Die Vorinstanzen haben die Klage abgewiesen. Die vom Senat nachträglich zugelassene Revision der Klägerin hatte keinen Erfolg. Das BAG führt aus: Der Arbeitgeber ist nach § 618 Abs. 1 BGB verpflichtet, die Arbeitsleistungen, die unter seiner Leitung vorzunehmen sind, so zu regeln, dass die Arbeitnehmer gegen Gefahren für Leben und Gesundheit soweit geschützt sind, als die Natur der Arbeitsleistung es gestattet. Die öffentlich-rechtlichen Arbeitsschutznormen des Arbeitsschutzgesetzes (ArbSchG) konkretisieren den Inhalt der Fürsorgepflichten, die dem Arbeitgeber hiernach im Hinblick auf die Sicherheit und das Leben der Arbeitnehmer obliegen. Zur Umsetzung arbeitsschutzrechtlicher Maßnahmen kann der Arbeitgeber Weisungen nach § 106 Satz 2 GewO hinsichtlich der Ordnung und des Verhaltens der Arbeitnehmer im Betrieb erteilen. Das hierbei zu beachtende billige Ermessen wird im Wesentlichen durch die Vorgaben des ArbSchG konkretisiert.

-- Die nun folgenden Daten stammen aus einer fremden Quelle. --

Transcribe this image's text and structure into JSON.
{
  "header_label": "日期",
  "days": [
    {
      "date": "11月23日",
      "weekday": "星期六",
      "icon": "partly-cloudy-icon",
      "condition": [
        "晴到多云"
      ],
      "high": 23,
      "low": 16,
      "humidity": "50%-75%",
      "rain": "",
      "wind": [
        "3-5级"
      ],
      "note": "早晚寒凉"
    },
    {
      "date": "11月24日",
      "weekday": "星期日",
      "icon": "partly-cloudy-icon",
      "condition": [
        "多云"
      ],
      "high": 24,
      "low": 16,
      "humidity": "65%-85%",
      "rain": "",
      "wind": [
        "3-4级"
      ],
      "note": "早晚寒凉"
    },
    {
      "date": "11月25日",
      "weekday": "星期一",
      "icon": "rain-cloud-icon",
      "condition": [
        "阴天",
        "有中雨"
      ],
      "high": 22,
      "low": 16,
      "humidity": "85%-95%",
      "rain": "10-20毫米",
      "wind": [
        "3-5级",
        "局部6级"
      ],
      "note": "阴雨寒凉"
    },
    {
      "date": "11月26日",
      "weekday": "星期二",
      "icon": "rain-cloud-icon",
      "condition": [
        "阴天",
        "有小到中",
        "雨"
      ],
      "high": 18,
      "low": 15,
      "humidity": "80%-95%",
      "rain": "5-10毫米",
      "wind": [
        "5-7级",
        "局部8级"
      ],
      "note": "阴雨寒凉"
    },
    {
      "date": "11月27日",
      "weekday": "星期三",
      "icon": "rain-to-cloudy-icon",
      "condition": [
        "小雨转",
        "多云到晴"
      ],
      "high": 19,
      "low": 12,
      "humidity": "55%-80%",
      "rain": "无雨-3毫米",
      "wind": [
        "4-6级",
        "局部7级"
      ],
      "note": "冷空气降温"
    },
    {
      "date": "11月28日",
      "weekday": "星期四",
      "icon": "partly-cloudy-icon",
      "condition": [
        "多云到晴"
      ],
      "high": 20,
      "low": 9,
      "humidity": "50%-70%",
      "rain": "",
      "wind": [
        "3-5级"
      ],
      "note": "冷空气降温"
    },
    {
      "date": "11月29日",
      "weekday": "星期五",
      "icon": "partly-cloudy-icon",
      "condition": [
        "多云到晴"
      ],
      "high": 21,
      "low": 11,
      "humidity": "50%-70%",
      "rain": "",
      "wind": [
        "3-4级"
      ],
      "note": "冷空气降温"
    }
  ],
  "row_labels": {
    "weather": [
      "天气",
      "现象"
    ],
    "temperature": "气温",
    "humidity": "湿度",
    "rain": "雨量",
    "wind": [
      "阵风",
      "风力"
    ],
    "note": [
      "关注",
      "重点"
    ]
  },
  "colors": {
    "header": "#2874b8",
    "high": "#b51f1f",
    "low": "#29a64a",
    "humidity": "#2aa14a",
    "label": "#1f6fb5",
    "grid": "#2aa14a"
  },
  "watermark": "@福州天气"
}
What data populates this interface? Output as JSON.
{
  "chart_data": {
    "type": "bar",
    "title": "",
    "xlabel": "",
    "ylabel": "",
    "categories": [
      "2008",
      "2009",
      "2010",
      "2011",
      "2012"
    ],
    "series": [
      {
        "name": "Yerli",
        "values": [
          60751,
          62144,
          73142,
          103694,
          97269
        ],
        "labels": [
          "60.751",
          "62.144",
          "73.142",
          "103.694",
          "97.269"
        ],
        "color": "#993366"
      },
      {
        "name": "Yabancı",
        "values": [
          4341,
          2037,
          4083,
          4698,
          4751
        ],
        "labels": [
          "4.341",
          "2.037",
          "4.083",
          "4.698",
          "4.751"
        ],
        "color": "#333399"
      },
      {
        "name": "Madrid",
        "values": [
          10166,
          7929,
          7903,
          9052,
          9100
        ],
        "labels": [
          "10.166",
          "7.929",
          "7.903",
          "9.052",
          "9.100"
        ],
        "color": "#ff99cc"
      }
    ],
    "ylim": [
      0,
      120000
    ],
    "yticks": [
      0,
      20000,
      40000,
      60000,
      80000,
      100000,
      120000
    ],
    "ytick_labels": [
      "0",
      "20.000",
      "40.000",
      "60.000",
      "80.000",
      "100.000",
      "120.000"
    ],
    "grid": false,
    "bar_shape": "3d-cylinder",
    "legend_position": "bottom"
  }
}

Hiervon ausgehend war die Anweisung des beklagten Freistaats zur Durchführung von PCR-Tests nach dem betrieblichen Hygienekonzept der Bayerischen Staatsoper rechtmäßig. Die Bayerische Staatsoper hat mit Blick auf die pandemische Verbreitung von SARS-CoV-2 mit diffusem Ansteckungsgeschehen zunächst technische und organisatorische Maßnahmen ergriffen, diese aber als nicht ausreichend erachtet. Sie hat sodann – auch um den Vorgaben der Sechsten Bayerischen Infektionsschutzmaßnahmen-Verordnung zu genügen – mit wissenschaftlicher Unterstützung ein Hygienekonzept erarbeitet, das für Personen aus der Gruppe der Orchestermusiker PCR-Tests alle ein bis drei Wochen vorsah. Hierdurch sollte der Spielbetrieb ermöglicht und die Gesundheit der Beschäftigten geschützt werden. Die auf diesem Konzept beruhenden Anweisungen an die Klägerin entsprachen billigem Ermessen i.S.v. § 106 GewO. Der mit der Durchführung der Tests verbundene minimale Eingriff in die körperliche Unversehrtheit ist verhältnismäßig. Auch das Grundrecht auf informationelle Selbstbestimmung macht die Testanordnung nicht unzulässig, zumal ein positives Testergebnis mit Blick auf die infektionsschutzrechtlichen Meldepflichten und die Kontaktnachverfolgung ohnedies im Betrieb bekannt wird.